To build up the batter crews will use hundreds of gabions — a wire basket filled with basketball-sized rocks.
“It’s what people use to build retaining walls, you could say these are gabions on steroids,” Mr Morrison said.
From the second slip up to the summit, the road is in good nick.
An arresting sight is the grey and black matchstick-like tree trunks that stand, devoid of undergrowth, above and below the road like pins in a pin cushion.
Looking down, the hills are part green and part brown where the heat from the flames has sucked away moisture.
In front of our convoy three excavators pluck away at 20-metre trunks as if they were shrubs.

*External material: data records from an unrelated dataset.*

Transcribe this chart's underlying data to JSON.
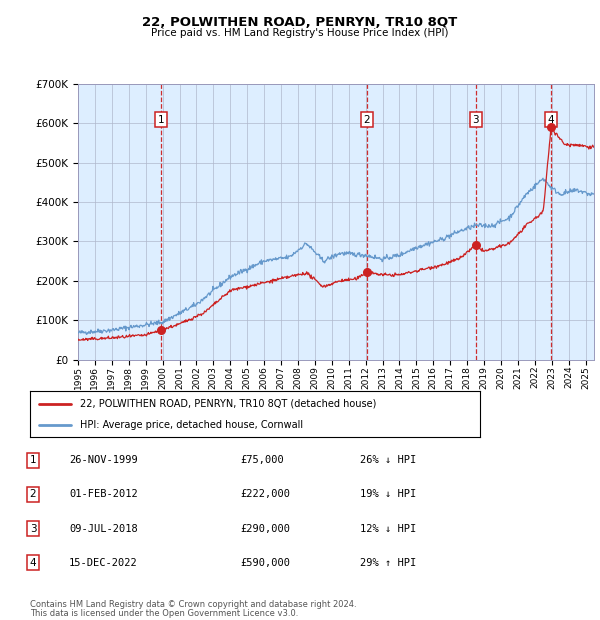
{
  "title": "22, POLWITHEN ROAD, PENRYN, TR10 8QT",
  "subtitle": "Price paid vs. HM Land Registry's House Price Index (HPI)",
  "legend_line1": "22, POLWITHEN ROAD, PENRYN, TR10 8QT (detached house)",
  "legend_line2": "HPI: Average price, detached house, Cornwall",
  "footer1": "Contains HM Land Registry data © Crown copyright and database right 2024.",
  "footer2": "This data is licensed under the Open Government Licence v3.0.",
  "transactions": [
    {
      "num": 1,
      "date": "26-NOV-1999",
      "price": 75000,
      "pct": "26%",
      "dir": "↓",
      "year": 1999.9
    },
    {
      "num": 2,
      "date": "01-FEB-2012",
      "price": 222000,
      "pct": "19%",
      "dir": "↓",
      "year": 2012.08
    },
    {
      "num": 3,
      "date": "09-JUL-2018",
      "price": 290000,
      "pct": "12%",
      "dir": "↓",
      "year": 2018.52
    },
    {
      "num": 4,
      "date": "15-DEC-2022",
      "price": 590000,
      "pct": "29%",
      "dir": "↑",
      "year": 2022.96
    }
  ],
  "hpi_color": "#6699cc",
  "price_color": "#cc2222",
  "bg_color": "#ddeeff",
  "grid_color": "#b0b8cc",
  "vline_color": "#cc2222",
  "ylim": [
    0,
    700000
  ],
  "xlim_start": 1995.0,
  "xlim_end": 2025.5,
  "hpi_anchors": [
    [
      1995.0,
      68000
    ],
    [
      1997.0,
      75000
    ],
    [
      2000.0,
      95000
    ],
    [
      2002.0,
      140000
    ],
    [
      2004.0,
      210000
    ],
    [
      2006.0,
      250000
    ],
    [
      2007.5,
      260000
    ],
    [
      2008.5,
      295000
    ],
    [
      2009.5,
      250000
    ],
    [
      2010.5,
      270000
    ],
    [
      2012.0,
      265000
    ],
    [
      2013.0,
      255000
    ],
    [
      2014.0,
      265000
    ],
    [
      2015.0,
      285000
    ],
    [
      2016.5,
      305000
    ],
    [
      2017.5,
      325000
    ],
    [
      2018.5,
      340000
    ],
    [
      2019.5,
      340000
    ],
    [
      2020.5,
      360000
    ],
    [
      2021.5,
      420000
    ],
    [
      2022.5,
      460000
    ],
    [
      2023.0,
      435000
    ],
    [
      2023.5,
      420000
    ],
    [
      2024.5,
      430000
    ],
    [
      2025.2,
      420000
    ]
  ],
  "price_anchors": [
    [
      1995.0,
      50000
    ],
    [
      1997.0,
      55000
    ],
    [
      1999.0,
      62000
    ],
    [
      1999.9,
      75000
    ],
    [
      2001.0,
      90000
    ],
    [
      2002.5,
      120000
    ],
    [
      2004.0,
      175000
    ],
    [
      2006.0,
      195000
    ],
    [
      2007.5,
      210000
    ],
    [
      2008.5,
      220000
    ],
    [
      2009.5,
      185000
    ],
    [
      2010.5,
      200000
    ],
    [
      2011.5,
      205000
    ],
    [
      2012.08,
      222000
    ],
    [
      2013.0,
      215000
    ],
    [
      2014.0,
      215000
    ],
    [
      2015.0,
      225000
    ],
    [
      2016.5,
      240000
    ],
    [
      2017.5,
      255000
    ],
    [
      2018.52,
      290000
    ],
    [
      2019.0,
      275000
    ],
    [
      2019.5,
      280000
    ],
    [
      2020.5,
      295000
    ],
    [
      2021.5,
      340000
    ],
    [
      2022.5,
      375000
    ],
    [
      2022.96,
      590000
    ],
    [
      2023.3,
      570000
    ],
    [
      2023.8,
      545000
    ],
    [
      2024.5,
      545000
    ],
    [
      2025.2,
      540000
    ]
  ]
}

Some of these trees have been burnt in as many as five bushfires from 2003 to 2013 and have been identified as being dangerous to passing cars.
Yesterday the road was covered in debris from the clean-up, today it will be clear.
For the next few weeks the public will only be able to use the road during daylight hours.
But that’s little concern to mountain officials who are just happy the life-source of their businesses is open.
“For businesses having the road open provides a lot of confidence,” Dinner Plain manager for Alpine Shire Keith Biglin said.
“I think we’ll see increased traffic for this weekend and for Easter and they’re the main points of interest for tourists but also businesses in town.”
For Mount Hotham Alpine Resort chief executive Jim Atteridge, an open road means his mountain can finally start recouping losses he estimates are more than $250,000.
“The key issue for us is that this road is made safe,” Mr Atteridge.
“We would be anticipating something like 80,000 vehicle movements up and down this road during the ski season.
“It’s the economic engine for this region.”